100 x 102 cm. Museo Nacional Thyssen-Bornemisza, Madrid
© Estate of George Grosz, Princeton, N.J. / Adagp, Paris, 2024
退廃芸術 – ナチス政権下の近代美術糾弾
ヒットラーが政権を取った1933年から1945年までの間、ナチスは前衛芸術やユダヤ人芸術家の作品は国策にそぐわないと「退廃芸術 (Entartete Kunst)」の烙印を押し、美術館約100館から2万点以上の作品を押収した。そして、見せしめのために、それらを展示する巡回展覧会を開いた。1937年にミュンヘンでの退廃芸術展に出展された700点以上の中には、ピカソ、カンディンスキー、クレー、マティス、ゴッホも含まれていた。その後散逸した作品を集めたのが本展だ。

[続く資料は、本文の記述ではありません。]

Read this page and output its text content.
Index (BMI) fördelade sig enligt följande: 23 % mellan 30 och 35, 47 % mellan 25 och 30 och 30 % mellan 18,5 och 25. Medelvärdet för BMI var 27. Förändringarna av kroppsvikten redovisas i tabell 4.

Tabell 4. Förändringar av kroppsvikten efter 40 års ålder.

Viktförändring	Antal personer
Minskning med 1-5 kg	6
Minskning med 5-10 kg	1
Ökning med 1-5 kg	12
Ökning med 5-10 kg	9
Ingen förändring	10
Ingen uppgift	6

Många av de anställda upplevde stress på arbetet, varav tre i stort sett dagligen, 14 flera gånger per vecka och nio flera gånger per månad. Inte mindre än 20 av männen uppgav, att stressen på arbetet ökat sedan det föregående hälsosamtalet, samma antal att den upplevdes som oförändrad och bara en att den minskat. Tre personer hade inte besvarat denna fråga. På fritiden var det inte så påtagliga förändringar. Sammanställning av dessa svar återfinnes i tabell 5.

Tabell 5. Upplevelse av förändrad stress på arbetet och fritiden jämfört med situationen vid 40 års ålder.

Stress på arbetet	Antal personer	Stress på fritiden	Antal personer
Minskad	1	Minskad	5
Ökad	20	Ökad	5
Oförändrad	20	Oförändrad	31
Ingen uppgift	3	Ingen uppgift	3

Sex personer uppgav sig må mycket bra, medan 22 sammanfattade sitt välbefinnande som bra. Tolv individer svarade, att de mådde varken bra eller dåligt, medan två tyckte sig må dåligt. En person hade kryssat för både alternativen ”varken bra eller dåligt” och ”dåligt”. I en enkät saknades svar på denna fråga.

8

ドイツ表現主義のエルンスト・ルートヴィヒ・キルヒナー、ナチの思想に深く傾倒していたのに退廃芸術家とされたエミール・ノルデ、当時の社会を風刺したジョージ・グロス(冒頭の画像)、オットー・ディクスなど。その彫刻が退廃芸術展カタログの表紙に使われたオットー・フロイントリッヒは、強制収容所に送られ、死んだ。
最後の展示室は、ナチスが「退廃芸術」作品を資金源として売却したことを説明している。コレクターのなかには「買うな」という人もいたが、作品を救う目的で購入したコレクターもいた。ニューヨークのグッゲンハイム美術館の基礎を作ったユダヤ系米国人ソロモン・グッゲンハイムもその1人。ユダヤ人を抹殺しようとしたナチスがなぜユダヤ系にも売ったのか。キュレーターによると、「退廃芸術はナチスにとって国内に置いておきたくないゴミなので、売却先が誰であろうと問題なかった」そうだ。
為政者が好まない表現や情報、研究を制限しようとする傾向が「先進国」や「大国」でも増え、人種差別が強まりつつある今、過去の教訓としてぜひみておきたい展覧会だ。(羽)5/25まで
【参照】OVNI939号 ドイツ/1920年代/ノイエ・ザッハリッヒカイト/アウグスト・ザンダー展




Musée national Picasso-Paris
Adresse : 5 rue de Thorigny, 75003 Paris , FranceTEL : 01 85 56 00 36
アクセス : Saint-Paul / Chemin Vert
URL : http://www.museepicassoparis.fr/fr
火〜日 9h30-18h、月休。16€ / 12€。